A person who signs his name as witness to a will, by this act of attestation, solorrmly testifies to the sanity of the testator. Should such witness afterwards attempt to impeach his own act and to prove that the testator did not know what he was doing when he made (what purported to be) his will, such testimony will be far indeed from conclusive: Walton v. Shelley, 1 Term Rep. 300; Lowe v. Jolliffe, 1 Wm. Bl. 366; Bootle v. Blundell, 19 Vesey, 504; Howard v. Braithwaite, 1 Vesey & Beame, 208; Kinleside v. Harrison, 2 Phillimore, 499; LeBreton v. Fletcher, 2 Hagg. 558; Cook’s Est., 16 Phila. 322; Rice’s Est., 3 Dist. Rep. 262; Garrison v. Garrison, 15 N. J. Eq. 266; Haynes v. Haynes, 1 Amer. Prob. Rep. 263; Abbott v. Abbott, 1 Amer. Prob. Rep. 326; Dayrell v. Glascock, Skinner’s Rep. 413; Dewey v. Dewey, 1 Metc. 349.
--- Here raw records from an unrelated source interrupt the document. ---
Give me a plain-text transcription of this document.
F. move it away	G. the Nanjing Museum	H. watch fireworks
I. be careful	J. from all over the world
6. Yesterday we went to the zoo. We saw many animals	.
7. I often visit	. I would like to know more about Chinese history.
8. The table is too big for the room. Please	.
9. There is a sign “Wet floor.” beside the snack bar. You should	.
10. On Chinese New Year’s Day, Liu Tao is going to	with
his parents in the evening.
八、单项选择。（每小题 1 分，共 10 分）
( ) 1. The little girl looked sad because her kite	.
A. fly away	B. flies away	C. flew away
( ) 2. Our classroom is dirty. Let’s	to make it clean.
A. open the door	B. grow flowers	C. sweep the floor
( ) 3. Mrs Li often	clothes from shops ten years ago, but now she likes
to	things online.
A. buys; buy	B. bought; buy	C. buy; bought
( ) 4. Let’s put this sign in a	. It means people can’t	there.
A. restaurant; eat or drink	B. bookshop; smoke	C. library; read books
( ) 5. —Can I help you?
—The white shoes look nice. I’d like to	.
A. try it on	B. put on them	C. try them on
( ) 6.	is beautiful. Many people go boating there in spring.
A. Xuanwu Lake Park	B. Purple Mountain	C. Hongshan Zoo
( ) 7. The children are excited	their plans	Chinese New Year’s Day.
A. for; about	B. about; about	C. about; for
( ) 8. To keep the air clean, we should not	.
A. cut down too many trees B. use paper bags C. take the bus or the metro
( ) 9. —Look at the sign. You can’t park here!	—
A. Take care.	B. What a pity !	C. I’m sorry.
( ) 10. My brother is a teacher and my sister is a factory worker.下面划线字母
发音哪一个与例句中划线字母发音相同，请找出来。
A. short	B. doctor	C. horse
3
There is no evidence of undue influence: McMahon v. Ryan, 20 Pa. 329; Eckert v. Flowry, 43 Pa. 46; Thompson v. Kyner, 65 Pa. 368; Tawney v. Long, 76 Pa. 106; Shaw’s Will, 1 W. N. C. 332; Mealey’s Est., 3 W. N. C. 370; Stokes v. Miller, 10 W. N. C. 241; Trost v. Dingler, 118 Pa. 270; Constable v. Tufnell, 4 Haggard, 465; Monroe v. Barclay, 93 Amer. Dec. *446620; Wingrove v. Wingrove, 55 Law Jour. Rep. (Prob. Div. & Adm. Div.) 7; Pennypacker v. Pennypacker, 8 Atl. Rep. 634; Delgado v. Gonzales, 28 Southwestern Rep. 459; Miller v. Miller, 3 S. & R. 267; Floyd v. Floyd, 49 Amer. Dec. 626; St. Leger’s App., 91 Amer. Dec. 735; Higgins v. Carlton, 92 Amer. Dec. 666; Hindman v. Van Dyke, 153 Pa. 243; Bevelot v. Lestrade, 153 Ill. 625; Small v. Small, 4 Me. 220; Rankin v. Rankin, 61 Mo. 295; Hopple’s Est., 7 W. N. C. 523; Hughes v. Murtha, 32 N. J. Eq. 288; Martin’s Will, 98 N. Y.197; Lang’s Est., 44 Leg. Int. 431; Woodward v. James, 51 Amer. Dec. 649; Trezevant v. Rains, 19 Southwestern Rep. 567; Berberet v. Berberet, 131 Mo. 399; Andrews’s Case, 33 N. J. Eq. 514; Caldwell v. Anderson, 104 Pa. 199; Henry v. Hall, 17 Southern Rep. 187; Sharp v. Merriman, 66 Northwestern Rep. 372; Sechrest v. Edwards, 4 Metc. (Ky.) 163; Potter’s App., 53 Mich. 106; In re Martin, 98 N. Y. 193; Armstrong v. Armstrong, 63 Wis. 162; Barlow v. Waters, 28 Southwestern Rep. 785; Spratt’s Will, 38 N. Y. Supp. 329.
The mutual relations between the testator and the legatee and the warm affection exhibited by each for the other absolutely repel all idea of an undue influence.